SHÇEK GENEL MÜDÜRÜ BARIŞ: MİLYONLARCA ÇOCUK YOKSULLUK VE AYRIMCILIK İLE KARŞI KARŞIYA

SHÇEK Genel Müdürü İsmail Barış, dünyada halen önlenebilecek hastalıklar dolayısıyla milyonlarca çocuğun hayatını yitirdiğini hatırlattı.

Barış, şunları söyledi: "Bebek ölüm oranları dünyada halen çok yüksek. Milyonlarca çocuk yoksulluk ve ayrımcılık ile karşı karşıya. Silahlı çatışmalarda halen çocukları görüyoruz. Dünyamızda önemli ölçüde çocuk, olumsuz koşullarda yaşamak zorunda kalıyor."

Barış, toplantıda, Çocuğa Yönelik Şiddetin Önlenmesi Ulasal Eylem Planı'na katkı sağlayacak deneyimlerin paylaşılacağını belirtti.

UNICEF Temsilcisi Dr. Ayman Abulaban, çocuğa yönelik şiddetin, çocuk üzerinde farklı alanlarda olumsuz etkiler ortaya koyduğuna dikkat çekti. Çocuğa şiddetin öğrenme becerisini ve öz güveni azalttığını söyleyen Abulaban, "Risk alabilme ve davranışlarını şekillendirme becerisini de olumsuz etkiliyor." tespitini yaptı. Abulaban, çocuğa yönelik şiddetin genelde gizli kaldığını dile getirdi.

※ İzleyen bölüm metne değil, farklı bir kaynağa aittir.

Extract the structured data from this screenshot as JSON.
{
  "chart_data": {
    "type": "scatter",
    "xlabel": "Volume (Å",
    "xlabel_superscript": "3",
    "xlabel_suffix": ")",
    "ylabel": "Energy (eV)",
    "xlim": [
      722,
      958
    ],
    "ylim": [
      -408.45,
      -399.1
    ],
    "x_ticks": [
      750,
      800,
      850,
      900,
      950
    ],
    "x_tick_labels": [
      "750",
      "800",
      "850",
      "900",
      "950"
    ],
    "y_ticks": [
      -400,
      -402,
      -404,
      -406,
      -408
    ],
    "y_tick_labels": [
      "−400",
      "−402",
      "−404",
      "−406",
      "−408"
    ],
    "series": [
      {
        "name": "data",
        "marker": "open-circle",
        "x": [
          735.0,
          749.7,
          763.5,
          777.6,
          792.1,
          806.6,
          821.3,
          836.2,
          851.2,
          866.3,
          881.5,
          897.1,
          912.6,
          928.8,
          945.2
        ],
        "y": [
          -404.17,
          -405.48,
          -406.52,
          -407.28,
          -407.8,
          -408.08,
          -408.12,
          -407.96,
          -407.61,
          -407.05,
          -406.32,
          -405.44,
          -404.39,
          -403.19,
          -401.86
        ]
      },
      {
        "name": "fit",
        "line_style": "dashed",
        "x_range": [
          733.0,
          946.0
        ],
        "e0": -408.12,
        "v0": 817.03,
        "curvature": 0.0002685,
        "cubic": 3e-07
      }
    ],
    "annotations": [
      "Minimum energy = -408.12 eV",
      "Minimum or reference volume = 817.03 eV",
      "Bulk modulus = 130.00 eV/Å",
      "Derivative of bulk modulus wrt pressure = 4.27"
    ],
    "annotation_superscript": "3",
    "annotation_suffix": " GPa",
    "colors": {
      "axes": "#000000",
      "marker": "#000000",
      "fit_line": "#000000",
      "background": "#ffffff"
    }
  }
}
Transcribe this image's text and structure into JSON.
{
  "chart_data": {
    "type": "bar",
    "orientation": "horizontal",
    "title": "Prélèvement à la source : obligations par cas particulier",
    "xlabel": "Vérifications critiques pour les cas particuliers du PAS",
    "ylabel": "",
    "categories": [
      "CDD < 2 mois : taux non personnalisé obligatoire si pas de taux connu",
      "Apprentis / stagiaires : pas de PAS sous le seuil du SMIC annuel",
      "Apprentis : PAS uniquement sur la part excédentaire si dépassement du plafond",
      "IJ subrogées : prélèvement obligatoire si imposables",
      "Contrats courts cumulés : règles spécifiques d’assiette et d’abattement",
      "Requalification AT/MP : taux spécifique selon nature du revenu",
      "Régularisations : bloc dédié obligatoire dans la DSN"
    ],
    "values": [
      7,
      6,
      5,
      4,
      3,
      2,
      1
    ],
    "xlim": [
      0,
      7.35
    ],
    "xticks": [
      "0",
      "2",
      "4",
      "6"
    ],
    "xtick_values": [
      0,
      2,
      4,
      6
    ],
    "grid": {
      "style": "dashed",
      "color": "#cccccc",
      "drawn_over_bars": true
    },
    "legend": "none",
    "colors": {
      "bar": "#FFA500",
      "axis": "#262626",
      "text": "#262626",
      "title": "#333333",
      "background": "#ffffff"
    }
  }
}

AB Delegasyonu Mali İşbirliği Kurumu Oluşturulması ve Sivil Toplum Bölüm Başkanı Erwan Marteıl, çocuk haklarının AB'nin önemli çalışma alanlarından biri olduğunu kaydetti. Türkiye'nin katılım müzakereleri süresince çocuk haklarının korunmasının önem taşıdığını dile getiren Marteıl, bu çerçevede yapılan anayasa değişikliğini olumlu bulduklarını aktardı. Marteıl, "Ama bunun uygulanır olması da çok önemli." sözlerini altını çizdi.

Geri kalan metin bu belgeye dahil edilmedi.